Millions of people who have lost their sense of smell after contracting Covid may have an abnormal immune response that destroys nasal cells, researchers said.
Doctors analyzed nasal tissue of Covid patients and found that those with long-term problems with their sense of smell had inflammatory immune cells within the delicate lining of the nose, which likely wiped out vital sensory neurons.
Tissues from the lining of the nose “contain unique immune cells that produce inflammatory signals, along with fewer olfactory neurons,” said Dr. Bradley Goldstein, an associate professor of neuroscience at Duke University in North Carolina. The unusual immune response was seen only in patients whose sense of smell persisted for several months.
He added, “There appears to be an unresolved local immune response, which is seen by the subtle olfactory cells.”

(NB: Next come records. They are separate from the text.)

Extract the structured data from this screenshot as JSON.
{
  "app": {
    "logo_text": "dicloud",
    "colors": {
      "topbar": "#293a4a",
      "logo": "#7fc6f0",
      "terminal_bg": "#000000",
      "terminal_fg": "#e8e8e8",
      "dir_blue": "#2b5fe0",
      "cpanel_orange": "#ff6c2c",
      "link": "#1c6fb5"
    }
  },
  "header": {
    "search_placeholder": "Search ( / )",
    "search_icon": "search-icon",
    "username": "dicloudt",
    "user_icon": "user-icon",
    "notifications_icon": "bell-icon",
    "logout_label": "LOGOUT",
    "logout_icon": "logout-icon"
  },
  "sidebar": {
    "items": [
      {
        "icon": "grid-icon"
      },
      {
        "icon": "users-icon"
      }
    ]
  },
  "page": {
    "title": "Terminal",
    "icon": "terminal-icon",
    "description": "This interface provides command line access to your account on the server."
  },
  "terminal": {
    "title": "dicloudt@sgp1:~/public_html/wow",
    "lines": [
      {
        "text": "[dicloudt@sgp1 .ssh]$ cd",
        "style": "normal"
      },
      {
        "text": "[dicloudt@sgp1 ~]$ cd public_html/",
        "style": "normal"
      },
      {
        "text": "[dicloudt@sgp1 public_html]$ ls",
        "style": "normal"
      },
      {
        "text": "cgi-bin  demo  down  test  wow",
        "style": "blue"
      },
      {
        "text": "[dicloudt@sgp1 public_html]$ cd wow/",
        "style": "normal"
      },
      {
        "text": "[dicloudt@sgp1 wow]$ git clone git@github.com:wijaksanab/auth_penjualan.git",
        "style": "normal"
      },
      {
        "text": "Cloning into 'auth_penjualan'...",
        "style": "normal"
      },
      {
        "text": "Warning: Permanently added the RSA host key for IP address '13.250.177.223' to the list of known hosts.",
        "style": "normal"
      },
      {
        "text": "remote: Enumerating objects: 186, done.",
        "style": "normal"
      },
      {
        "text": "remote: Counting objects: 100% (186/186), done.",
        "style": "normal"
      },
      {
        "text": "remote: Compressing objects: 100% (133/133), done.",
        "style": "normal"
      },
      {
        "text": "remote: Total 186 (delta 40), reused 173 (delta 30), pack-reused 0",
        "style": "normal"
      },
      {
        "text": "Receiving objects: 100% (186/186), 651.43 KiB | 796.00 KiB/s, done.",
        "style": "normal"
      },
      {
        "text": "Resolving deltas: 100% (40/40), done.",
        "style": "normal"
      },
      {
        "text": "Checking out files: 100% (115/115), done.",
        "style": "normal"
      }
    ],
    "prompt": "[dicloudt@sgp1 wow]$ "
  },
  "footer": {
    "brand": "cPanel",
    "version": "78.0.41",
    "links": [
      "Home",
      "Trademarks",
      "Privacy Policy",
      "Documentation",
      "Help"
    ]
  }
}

Since doctors noted that many Covid patients lost their sense of smell, it was unclear whether the virus was harming sensory cells in the nose, areas of the brain that process olfactory information, or both.
Researchers studied biopsy tissue from the lining of the noses of 24 Covid patients, nine of whom had lost their sense of smell for at least four months. Histology from the latter group revealed that T cells involved in inflammation penetrated the lining of the nose where odorant neurons are located. The unusual immune response was seen even though the patients did not have detectable COVID, suggesting it persisted after the infection cleared.
When the researchers looked at the number of sensory neurons involved in the sense of smell, they found that those who had experienced prolonged loss of smell had significantly fewer numbers, possibly due to damage to the thin tissue of the lining of the nose by T-cell-driven T-cells. ignition. Similar errant immune responses may explain other symptoms of long Covid, Goldstein said.
Researchers reported in the British Medical Journal this year that at least 5% of people who lost their sense of smell during infection with Covid do not quickly or fully regain their sense of smell, which works out to about 15 million people globally. “Right now, we don’t have specific, effective treatments,” Goldstein said. “To develop treatments, we need to understand the pathobiology of the problem: what is damaged and where.”
Writing in the journal Science Translational Medicine, the researchers explain how the findings may pave the way for new treatments for post-Covid anosmia. One option is to locally block inflammation-causing immune cells in the lining of the nose, a part of the body that is most easily accessible with creams and sprays. “We are encouraged by these results and hope that new treatments will emerge,” Goldstein said.
Danny Altmann, professor of immunology at Imperial College London, said the work was an “important addition to deciphering the many disease tricks of SARS-CoV-2”.
“As we’ve seen before, profound changes in symptoms can occur in the absence of detectable live virus at the scene,” he said. “Loss of smell has been one of the major mysteries and these findings provide an answer, along with previous findings of changes in the olfactory bulb in the nervous system.”
“In patients with Covid-19, it has been shown that persistent problems with the sense of smell are associated with a decrease in the areas of the brain associated with our sense of smell,” said Dr. Gwenell Daoud, a neuroscientist who has studied the effects of Covid on the brain at the university. Oxford. “It is known that inflammatory processes persist in the brain after infection with Sars-Cov-2, regardless of whether the virus itself is present, and this biopsy study now provides further evidence that such specific brain loss could be related to continued inflammation and loss of Olfactory neurons in the nasal cavity itself.